Meiotic double-strand breaks in yeast artificial chromosomes containing human DNA

Grzegorz Ira+, Ekaterina Svetlova§, Jan Filipski*

Laboratoire de Mutagénèse. Institut J. Monod. 2, place Jussieu, Tour 43, 75251 Paris, France

Received January 14, 1998; Revised and Accepted April 3, 1998

ABSTRACT

Meiotic recombination in the yeast Saccharomyces cerevisiae is initiated by double-strand breaks (DSB) in chromosomal DNA. These DSB, which can be mapped in the rad 50S mutant yeast strain, are caused by a topoisomerase II-like enzyme, the protein Spo11. Evidence suggests that this protein is located in the axial element of the meiotic chromosome which implies that the DSB are located in these chromosomes in the vicinity of the bases of the DNA loops. We have found that in the yeast artificial chromosomes carrying human DNA, at the level of resolution obtained by pulsed field gel electrophoresis (PFGE), the meiotic DSB in the diploid yeast are co-localized with the DNase I hypersensitive sites (HS) in a haploid strain of yeast. These HS are located close to sequences which, under stress, have the potential to form secondary structures containing unpaired nucleotides. Clusters of such sequences could be a hallmark of the bases of the chromatin loops.

INTRODUCTION

The packaging of DNA in the nucleus and in mitotic or meiotic chromosomes necessitates several levels of folding. High level folding involves the formation of DNA loops attached to the chromosomal scaffold during mitosis, to the axial element of the chromosome during meiosis, or to the nuclear matrix during interphase. Several lines of evidence support the idea that the size and position of the loops and the extent of chromatin condensation are dictated by cis sites in the DNA (for review see 1). In an attempt to identify these sites it was assumed that the DNA segments at the bases of loops form strong complexes with the scaffold proteins. An experimental approach based on this assumption led to the discovery of scaffold-associated regions (SAR) and matrix attachment regions (MAR) (2,3). However, the possibility that the strong complexes formed between some of the S/MAR regions and the matrix represent experimental artefacts has not been ruled out (1,4-6).

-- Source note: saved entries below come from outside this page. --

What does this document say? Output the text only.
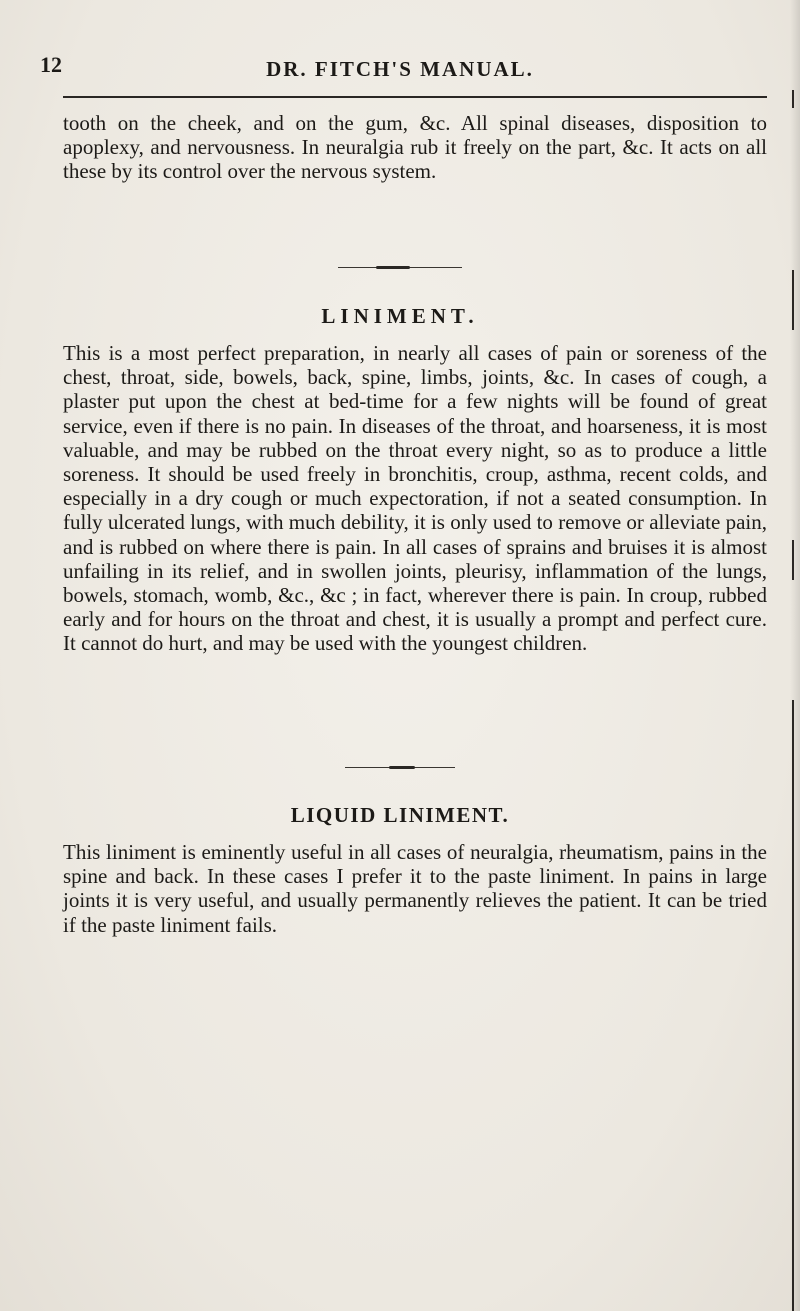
12	DR. FITCH'S MANUAL.

tooth on the cheek, and on the gum, &c. All spinal diseases, disposition to apoplexy, and nervousness. In neuralgia rub it freely on the part, &c. It acts on all these by its control over the nervous system.

LINIMENT.

This is a most perfect preparation, in nearly all cases of pain or soreness of the chest, throat, side, bowels, back, spine, limbs, joints, &c. In cases of cough, a plaster put upon the chest at bed-time for a few nights will be found of great service, even if there is no pain. In diseases of the throat, and hoarseness, it is most valuable, and may be rubbed on the throat every night, so as to produce a little soreness. It should be used freely in bronchitis, croup, asthma, recent colds, and especially in a dry cough or much expectoration, if not a seated consumption. In fully ulcerated lungs, with much debility, it is only used to remove or alleviate pain, and is rubbed on where there is pain. In all cases of sprains and bruises it is almost unfailing in its relief, and in swollen joints, pleurisy, inflammation of the lungs, bowels, stomach, womb, &c., &c ; in fact, wherever there is pain. In croup, rubbed early and for hours on the throat and chest, it is usually a prompt and perfect cure. It cannot do hurt, and may be used with the youngest children.

LIQUID LINIMENT.

This liniment is eminently useful in all cases of neuralgia, rheumatism, pains in the spine and back. In these cases I prefer it to the paste liniment. In pains in large joints it is very useful, and usually permanently relieves the patient. It can be tried if the paste liniment fails.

On the other hand, it has been shown that early during apoptosis or as a result of the treatment of cells with topoisomerase II inhibitors the DNA is fragmented into segments of about 50 kb each (7). Pronounced DNase I hypersensitive sites (HS) showing chromatin loop-size spacings are apparently present in the chromatin. Evidence that HS are close to the bases of DNA loops has accumulated during recent years (8-11).

Most of the HS studied in various laboratories have been located in the chromosomal regions involved in transcription and containing promoters or enhancers (12). One may also ask whether untranscribed DNA is organized into loops, whether its folding also involves HS and if so, what are the features that make some DNA sequences, and not others, function as bases of loops. The study of the chromosome during meiosis may help to answer these questions.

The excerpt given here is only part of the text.